L'officier assure que seul un petit nombre de soldats a des difficultés de comportement. « Le nombre est plus important chez les Américains ou les Canadiens. Les Britanniques estiment que leur pourcentage n'est guère plus important que dans le reste de la population. »

Pas de tabou

Selon un rapport d'octobre 2009 de l'armée de terre américaine, environ 21,4 % de ses soldats de rang subalterne engagés en Afghanistan souffrent au retour d'anxiété, de dépression ou de stress aigu.
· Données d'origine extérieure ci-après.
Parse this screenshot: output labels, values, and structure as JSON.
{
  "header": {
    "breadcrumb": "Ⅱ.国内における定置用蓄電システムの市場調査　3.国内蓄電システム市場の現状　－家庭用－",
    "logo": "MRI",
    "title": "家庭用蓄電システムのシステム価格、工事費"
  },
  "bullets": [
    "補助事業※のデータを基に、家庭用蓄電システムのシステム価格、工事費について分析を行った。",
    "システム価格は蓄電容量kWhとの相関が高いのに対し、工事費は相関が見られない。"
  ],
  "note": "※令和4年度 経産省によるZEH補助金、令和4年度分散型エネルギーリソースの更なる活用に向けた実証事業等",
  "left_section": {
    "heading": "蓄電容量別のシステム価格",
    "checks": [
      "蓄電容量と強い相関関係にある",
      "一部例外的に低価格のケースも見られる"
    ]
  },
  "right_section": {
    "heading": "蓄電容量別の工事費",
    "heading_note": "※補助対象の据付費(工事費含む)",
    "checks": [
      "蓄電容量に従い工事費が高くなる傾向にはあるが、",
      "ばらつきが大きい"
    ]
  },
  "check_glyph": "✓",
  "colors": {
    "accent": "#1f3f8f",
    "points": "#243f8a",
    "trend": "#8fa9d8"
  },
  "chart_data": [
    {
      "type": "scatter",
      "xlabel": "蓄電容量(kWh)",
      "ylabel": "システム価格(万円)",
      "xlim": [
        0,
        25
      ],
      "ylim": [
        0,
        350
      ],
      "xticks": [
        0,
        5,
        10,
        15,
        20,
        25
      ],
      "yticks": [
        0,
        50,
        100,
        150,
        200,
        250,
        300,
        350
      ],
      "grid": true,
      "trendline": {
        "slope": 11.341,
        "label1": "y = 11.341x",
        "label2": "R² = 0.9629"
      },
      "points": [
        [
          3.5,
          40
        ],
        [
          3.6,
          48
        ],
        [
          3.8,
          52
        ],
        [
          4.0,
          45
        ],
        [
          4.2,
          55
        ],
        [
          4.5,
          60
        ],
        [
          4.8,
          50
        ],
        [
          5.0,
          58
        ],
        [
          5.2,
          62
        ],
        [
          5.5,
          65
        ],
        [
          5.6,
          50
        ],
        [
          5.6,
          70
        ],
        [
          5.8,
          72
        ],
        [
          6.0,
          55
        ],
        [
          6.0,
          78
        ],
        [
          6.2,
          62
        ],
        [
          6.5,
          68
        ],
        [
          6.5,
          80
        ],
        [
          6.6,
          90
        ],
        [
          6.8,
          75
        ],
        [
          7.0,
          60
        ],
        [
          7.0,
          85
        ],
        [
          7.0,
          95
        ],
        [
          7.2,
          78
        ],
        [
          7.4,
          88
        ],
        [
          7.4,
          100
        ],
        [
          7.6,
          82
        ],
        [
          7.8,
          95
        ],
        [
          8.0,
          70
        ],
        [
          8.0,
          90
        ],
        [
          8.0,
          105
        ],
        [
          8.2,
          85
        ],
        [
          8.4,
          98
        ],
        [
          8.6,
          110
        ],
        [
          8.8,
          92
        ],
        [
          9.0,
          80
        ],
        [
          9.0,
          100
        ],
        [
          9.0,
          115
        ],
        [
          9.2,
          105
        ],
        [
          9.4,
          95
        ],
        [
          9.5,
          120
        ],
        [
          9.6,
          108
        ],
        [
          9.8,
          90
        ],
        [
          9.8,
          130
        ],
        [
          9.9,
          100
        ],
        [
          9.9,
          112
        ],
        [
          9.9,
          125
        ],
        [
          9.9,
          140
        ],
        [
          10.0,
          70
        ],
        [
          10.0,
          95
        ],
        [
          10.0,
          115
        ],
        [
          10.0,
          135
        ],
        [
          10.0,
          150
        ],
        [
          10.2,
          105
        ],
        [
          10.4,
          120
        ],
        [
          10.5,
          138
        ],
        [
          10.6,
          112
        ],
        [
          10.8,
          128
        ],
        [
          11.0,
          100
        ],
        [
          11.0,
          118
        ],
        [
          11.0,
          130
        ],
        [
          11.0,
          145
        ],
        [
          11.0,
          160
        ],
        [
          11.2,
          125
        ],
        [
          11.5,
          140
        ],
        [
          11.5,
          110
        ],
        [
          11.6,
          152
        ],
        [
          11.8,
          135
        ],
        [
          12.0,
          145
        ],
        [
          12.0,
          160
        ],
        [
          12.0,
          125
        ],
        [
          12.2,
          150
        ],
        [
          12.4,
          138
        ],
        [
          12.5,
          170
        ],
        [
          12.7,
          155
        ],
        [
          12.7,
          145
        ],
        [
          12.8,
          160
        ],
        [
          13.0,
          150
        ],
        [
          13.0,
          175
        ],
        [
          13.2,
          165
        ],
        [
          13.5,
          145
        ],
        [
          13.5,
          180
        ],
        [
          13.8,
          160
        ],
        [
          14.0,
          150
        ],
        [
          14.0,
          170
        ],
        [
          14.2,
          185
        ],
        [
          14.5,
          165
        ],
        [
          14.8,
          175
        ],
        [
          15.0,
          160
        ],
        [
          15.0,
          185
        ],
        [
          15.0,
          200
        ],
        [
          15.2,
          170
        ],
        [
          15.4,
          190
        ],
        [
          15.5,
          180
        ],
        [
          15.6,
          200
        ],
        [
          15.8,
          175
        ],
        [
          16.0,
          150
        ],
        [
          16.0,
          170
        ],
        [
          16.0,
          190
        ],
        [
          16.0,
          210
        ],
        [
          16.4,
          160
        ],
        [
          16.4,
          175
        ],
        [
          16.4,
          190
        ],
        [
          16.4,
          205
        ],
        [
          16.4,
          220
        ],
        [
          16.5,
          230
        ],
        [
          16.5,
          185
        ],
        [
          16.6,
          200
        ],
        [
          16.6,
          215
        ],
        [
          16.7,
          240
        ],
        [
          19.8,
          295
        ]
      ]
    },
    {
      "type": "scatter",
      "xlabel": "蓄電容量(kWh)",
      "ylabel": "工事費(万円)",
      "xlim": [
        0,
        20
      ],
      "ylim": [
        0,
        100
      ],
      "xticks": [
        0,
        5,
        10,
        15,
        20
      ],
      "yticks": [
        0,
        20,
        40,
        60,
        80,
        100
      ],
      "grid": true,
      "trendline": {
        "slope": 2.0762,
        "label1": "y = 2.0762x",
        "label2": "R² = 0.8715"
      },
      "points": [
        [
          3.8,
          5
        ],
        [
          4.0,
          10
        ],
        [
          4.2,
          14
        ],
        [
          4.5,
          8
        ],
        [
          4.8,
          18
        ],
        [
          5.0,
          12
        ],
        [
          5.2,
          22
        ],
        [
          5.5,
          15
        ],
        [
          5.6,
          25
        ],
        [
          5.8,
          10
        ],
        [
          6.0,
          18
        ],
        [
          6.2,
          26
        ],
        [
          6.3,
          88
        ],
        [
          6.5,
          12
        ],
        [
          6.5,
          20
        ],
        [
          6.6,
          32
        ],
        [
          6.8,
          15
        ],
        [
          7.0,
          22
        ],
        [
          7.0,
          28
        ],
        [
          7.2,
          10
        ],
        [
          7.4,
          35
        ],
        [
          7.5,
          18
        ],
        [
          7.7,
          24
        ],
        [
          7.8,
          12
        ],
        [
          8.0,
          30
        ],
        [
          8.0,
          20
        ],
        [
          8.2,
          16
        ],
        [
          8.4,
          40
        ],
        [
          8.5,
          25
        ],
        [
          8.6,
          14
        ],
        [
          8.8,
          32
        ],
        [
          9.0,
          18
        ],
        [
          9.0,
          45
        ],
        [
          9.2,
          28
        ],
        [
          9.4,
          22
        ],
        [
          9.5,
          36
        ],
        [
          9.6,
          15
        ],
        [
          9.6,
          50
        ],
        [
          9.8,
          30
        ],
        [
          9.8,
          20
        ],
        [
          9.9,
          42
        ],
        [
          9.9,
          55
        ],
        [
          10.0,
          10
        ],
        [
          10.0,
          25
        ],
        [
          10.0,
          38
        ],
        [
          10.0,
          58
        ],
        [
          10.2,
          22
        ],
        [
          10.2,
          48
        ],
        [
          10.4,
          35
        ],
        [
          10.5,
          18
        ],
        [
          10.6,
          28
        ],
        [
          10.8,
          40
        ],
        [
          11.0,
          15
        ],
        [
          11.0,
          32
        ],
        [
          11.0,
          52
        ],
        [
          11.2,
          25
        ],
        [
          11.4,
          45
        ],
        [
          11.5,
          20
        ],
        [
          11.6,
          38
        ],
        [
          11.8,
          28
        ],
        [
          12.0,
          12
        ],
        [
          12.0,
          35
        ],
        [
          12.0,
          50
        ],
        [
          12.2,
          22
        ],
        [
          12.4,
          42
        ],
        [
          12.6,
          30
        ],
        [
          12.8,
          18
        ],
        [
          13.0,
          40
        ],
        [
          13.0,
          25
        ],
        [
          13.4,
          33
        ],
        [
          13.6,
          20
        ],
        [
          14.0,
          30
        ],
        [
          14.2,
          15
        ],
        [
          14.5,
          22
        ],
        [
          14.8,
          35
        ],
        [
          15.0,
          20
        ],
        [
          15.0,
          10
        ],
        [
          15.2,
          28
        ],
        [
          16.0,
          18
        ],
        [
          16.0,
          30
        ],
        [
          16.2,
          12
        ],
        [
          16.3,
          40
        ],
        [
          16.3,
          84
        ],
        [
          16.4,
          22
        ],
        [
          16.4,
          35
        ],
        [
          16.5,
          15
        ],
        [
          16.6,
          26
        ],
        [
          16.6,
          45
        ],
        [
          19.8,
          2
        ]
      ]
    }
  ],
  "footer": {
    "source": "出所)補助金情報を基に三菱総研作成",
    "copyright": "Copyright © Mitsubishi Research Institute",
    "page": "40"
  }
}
Les militaires qui effectuent trois séjours ou plus en Afghanistan ont proportionnellement plus de problèmes que les soldats qui n'y ont stationné qu'une fois.

En novembre 2007, l'armée canadienne parlait de 17,1 % de ses soldats qui souffraient de détresse psychologique. D'où la création du « sas de décompression » de Chypre aujourd'hui utilisé par les Français.

« Dans le passé beaucoup de soldats se sont plaints d'avoir un retour pénible après des missions difficiles en Bosnie ou au Rwanda », expliquait alors le major Michel Ouellet, au Devoir, un quotidien de Montréal.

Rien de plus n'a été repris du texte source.